HUNDREDS of members of the Public and Commerical Services Union have taken part in strikes held in protest over pay, jobs, conditions and the closure of all 281 HM Revenue & Customs contact centres.

Protests are being held nationwide all week, with a 95% turnout of members at HMRC’s offices in Washington, Tyne & Wear, during protests across Yorkshire and the north east. There are reports that two post vans were turned away from the site. Rallies were also held in Newcastle, Leeds and Bradford. Members from the Department of Work and Pensions also took part in strike activity.

The demonstrations, which are expected to continue throughout the week nationwide, follow a protest held outside HMRC head offices in Whitehall on Friday. A petition containing “thousands of signatures” was handed by masked PCS members registering discontent over plans to divest the contact centres. The masks were worn to denote the “faceless” organisation they feel HMRC will become without the centres.

The closures were originally announced in March as part of cost-saving measures, with 13 offices shutting their doors as part of an initial pilot of scheme in the north east. In place of the enquiry centres, HMRC plans to introduce a “flexible” telephone service, while visits can be made to “a range of convenient locations” including taxpayers’ homes and businesses.

HMRC estimates the new service will save ‘customers’ £12m a year in travel costs, and will be £13m cheaper to run than it is currently.

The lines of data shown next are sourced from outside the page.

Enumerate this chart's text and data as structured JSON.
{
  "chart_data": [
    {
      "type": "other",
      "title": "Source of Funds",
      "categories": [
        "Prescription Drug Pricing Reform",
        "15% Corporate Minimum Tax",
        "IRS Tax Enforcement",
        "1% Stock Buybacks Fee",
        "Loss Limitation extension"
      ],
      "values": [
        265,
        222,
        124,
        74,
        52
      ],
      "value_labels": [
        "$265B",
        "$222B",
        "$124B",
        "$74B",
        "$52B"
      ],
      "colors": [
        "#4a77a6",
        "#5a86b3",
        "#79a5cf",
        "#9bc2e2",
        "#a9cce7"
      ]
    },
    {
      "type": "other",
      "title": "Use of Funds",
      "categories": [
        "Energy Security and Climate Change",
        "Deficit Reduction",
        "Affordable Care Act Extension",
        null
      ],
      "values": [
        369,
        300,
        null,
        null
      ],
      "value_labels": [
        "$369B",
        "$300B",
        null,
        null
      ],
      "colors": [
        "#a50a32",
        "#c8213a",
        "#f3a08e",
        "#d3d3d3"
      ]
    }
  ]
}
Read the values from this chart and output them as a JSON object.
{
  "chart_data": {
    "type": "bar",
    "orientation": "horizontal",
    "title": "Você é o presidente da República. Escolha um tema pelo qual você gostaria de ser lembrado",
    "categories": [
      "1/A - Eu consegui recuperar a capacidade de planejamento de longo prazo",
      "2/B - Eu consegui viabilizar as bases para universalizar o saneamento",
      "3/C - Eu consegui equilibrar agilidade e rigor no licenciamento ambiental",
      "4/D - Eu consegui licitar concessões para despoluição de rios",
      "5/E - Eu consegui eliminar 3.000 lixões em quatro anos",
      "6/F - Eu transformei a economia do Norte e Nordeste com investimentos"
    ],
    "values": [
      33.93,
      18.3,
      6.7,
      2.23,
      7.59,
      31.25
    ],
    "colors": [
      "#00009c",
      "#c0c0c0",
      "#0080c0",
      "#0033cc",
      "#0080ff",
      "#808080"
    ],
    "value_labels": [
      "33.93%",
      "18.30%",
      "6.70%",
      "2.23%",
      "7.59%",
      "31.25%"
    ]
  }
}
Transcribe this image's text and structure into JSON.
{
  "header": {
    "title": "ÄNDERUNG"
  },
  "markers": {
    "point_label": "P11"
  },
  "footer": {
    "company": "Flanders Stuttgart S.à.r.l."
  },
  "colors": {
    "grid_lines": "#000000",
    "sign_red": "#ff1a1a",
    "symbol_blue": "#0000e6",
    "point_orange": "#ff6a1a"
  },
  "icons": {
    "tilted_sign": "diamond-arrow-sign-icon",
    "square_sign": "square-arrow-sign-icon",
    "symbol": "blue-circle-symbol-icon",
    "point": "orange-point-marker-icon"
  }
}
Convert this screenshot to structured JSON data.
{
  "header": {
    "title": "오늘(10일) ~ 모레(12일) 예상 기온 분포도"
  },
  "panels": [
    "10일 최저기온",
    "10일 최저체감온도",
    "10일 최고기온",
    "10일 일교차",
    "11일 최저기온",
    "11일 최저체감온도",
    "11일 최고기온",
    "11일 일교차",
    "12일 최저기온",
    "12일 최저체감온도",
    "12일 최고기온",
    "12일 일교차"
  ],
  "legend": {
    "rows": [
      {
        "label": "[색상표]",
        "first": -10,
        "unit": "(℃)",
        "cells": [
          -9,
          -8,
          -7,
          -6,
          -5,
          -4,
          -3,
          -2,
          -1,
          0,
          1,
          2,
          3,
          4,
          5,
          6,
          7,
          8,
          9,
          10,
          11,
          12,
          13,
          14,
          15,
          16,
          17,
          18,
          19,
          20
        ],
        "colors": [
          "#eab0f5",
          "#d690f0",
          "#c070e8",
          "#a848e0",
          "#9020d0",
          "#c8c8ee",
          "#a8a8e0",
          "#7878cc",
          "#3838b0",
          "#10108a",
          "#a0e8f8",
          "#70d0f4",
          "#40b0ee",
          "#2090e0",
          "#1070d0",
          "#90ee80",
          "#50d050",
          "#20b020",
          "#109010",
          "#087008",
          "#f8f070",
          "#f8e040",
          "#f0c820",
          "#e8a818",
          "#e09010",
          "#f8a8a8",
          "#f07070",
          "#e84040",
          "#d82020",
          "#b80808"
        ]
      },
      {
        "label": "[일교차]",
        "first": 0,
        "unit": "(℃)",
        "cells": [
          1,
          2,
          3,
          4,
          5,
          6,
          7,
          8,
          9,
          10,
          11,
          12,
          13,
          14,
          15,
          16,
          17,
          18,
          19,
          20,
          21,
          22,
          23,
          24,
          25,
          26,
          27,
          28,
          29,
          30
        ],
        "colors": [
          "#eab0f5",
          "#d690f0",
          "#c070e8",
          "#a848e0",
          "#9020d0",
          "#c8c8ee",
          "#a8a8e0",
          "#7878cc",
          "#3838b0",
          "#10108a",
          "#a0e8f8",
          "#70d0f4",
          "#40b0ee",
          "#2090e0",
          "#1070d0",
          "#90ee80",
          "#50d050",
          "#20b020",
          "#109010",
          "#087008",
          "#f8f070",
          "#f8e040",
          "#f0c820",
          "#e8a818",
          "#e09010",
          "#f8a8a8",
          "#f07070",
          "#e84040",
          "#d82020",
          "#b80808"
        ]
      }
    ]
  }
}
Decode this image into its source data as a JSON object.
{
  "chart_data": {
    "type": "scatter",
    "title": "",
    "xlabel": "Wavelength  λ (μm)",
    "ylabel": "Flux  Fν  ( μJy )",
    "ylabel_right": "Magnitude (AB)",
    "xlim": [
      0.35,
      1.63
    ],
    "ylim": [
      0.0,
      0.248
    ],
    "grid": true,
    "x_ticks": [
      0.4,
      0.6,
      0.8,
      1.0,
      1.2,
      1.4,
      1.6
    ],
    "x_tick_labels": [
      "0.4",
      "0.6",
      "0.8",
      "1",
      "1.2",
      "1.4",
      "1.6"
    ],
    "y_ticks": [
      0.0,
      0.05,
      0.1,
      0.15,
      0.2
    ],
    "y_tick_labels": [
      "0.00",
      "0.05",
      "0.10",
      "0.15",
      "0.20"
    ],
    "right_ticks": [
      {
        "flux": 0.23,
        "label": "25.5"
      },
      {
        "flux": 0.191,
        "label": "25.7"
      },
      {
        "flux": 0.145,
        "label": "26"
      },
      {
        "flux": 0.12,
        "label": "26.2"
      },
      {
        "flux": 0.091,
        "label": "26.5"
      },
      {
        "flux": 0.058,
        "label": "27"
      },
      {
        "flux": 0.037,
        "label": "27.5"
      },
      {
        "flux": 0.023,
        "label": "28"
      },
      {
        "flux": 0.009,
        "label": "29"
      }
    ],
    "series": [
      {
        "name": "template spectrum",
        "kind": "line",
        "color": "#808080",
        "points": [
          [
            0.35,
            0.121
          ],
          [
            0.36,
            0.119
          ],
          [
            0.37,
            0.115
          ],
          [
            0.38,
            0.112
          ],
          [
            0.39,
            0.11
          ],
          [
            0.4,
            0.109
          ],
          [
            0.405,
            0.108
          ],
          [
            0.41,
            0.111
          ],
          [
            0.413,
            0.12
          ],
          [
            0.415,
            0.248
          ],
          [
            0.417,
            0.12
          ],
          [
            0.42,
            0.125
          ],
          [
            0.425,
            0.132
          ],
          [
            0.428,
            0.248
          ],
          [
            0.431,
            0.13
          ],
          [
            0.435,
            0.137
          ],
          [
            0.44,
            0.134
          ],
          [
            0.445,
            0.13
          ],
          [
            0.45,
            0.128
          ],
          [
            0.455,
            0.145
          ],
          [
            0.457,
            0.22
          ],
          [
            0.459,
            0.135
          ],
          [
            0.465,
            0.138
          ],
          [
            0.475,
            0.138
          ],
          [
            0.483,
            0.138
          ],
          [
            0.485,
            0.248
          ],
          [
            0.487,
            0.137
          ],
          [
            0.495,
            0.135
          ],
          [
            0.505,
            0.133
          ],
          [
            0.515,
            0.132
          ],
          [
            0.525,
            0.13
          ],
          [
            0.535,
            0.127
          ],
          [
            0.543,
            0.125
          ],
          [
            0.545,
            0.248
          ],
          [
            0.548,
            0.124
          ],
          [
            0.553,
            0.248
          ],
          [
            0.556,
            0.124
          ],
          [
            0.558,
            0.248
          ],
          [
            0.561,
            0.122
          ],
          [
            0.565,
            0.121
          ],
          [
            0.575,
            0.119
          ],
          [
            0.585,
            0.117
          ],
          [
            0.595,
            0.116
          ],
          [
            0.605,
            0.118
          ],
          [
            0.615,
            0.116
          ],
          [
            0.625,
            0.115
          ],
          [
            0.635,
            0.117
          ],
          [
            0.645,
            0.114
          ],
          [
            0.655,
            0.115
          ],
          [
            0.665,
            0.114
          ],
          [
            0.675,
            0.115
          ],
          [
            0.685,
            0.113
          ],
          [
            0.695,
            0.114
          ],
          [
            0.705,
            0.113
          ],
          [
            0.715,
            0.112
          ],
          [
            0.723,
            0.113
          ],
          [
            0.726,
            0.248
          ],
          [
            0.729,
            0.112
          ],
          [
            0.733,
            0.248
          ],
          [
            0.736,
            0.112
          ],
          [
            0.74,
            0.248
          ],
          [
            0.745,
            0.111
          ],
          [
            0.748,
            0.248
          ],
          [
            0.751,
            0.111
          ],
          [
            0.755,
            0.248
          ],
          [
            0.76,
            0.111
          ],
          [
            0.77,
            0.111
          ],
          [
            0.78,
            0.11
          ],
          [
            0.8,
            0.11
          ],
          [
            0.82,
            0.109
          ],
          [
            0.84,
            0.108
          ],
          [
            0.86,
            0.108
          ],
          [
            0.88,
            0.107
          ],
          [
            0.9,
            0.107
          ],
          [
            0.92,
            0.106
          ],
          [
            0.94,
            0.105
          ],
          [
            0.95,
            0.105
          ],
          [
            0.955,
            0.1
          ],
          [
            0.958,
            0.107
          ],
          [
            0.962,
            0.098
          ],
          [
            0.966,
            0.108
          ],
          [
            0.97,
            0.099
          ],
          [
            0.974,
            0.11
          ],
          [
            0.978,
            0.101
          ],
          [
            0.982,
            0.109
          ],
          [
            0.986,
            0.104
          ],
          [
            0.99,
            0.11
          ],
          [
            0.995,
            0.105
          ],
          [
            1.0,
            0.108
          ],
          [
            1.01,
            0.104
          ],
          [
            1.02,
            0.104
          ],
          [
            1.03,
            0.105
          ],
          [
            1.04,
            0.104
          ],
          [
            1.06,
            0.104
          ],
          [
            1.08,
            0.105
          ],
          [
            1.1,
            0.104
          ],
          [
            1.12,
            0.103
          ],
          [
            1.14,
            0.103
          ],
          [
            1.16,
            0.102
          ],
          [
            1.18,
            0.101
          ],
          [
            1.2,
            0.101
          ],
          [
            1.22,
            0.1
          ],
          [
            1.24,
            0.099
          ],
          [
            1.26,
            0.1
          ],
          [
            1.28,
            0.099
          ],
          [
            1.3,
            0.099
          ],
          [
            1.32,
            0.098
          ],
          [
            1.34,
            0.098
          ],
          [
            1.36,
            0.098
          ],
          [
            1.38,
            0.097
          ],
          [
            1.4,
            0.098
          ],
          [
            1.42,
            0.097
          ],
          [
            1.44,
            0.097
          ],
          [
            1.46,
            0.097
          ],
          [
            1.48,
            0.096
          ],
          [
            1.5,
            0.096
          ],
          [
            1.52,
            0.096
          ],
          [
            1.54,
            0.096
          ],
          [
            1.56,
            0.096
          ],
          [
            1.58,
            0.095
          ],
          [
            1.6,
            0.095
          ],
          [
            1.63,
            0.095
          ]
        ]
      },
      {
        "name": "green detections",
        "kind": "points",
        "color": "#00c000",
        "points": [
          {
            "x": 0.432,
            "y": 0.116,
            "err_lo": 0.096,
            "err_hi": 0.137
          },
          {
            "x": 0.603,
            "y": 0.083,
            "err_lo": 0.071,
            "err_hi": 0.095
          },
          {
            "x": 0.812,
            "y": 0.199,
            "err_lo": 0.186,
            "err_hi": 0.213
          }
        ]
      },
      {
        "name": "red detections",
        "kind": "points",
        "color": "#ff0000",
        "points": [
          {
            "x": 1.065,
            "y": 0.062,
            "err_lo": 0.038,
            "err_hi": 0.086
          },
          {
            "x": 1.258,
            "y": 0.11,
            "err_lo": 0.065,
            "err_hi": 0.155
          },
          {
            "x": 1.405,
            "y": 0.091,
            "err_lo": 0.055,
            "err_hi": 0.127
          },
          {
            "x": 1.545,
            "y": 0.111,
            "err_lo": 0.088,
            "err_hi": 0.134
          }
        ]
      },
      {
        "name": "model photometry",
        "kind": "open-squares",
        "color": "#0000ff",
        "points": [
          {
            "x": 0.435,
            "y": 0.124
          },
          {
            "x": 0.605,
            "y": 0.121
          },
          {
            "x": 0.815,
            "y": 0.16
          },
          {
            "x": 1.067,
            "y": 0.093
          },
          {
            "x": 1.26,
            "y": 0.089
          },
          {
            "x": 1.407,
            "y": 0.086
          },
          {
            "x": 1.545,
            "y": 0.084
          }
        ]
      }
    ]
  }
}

The PCS disputes that assessment, suggesting the new system will cost more than it will save and disproportionately disadvantage pensioners, people on low incomes, migrant workers and the disabled.

Both the ICAEW and CIoT are supportive of a more efficient HMRC, but both have expressed disappointment that the deadline for responses to the consultation is too close to the commencement of the pilot closure, meaning there may not be enough time to incorporate feedback into a new model.

PCS general secretary Mark Serwotka said: “These workers are the backbone of our country’s public services and do not deserve to be treated with contempt by ministers who are refusing to even talk to us about the cuts they are imposing.

“Collecting even a fraction of the money we lose through tax dodging by wealthy individuals and organisations would make it impossible for the government to claim it has no choice but to cut billions from the welfare budget for sick, disabled and unemployed people.”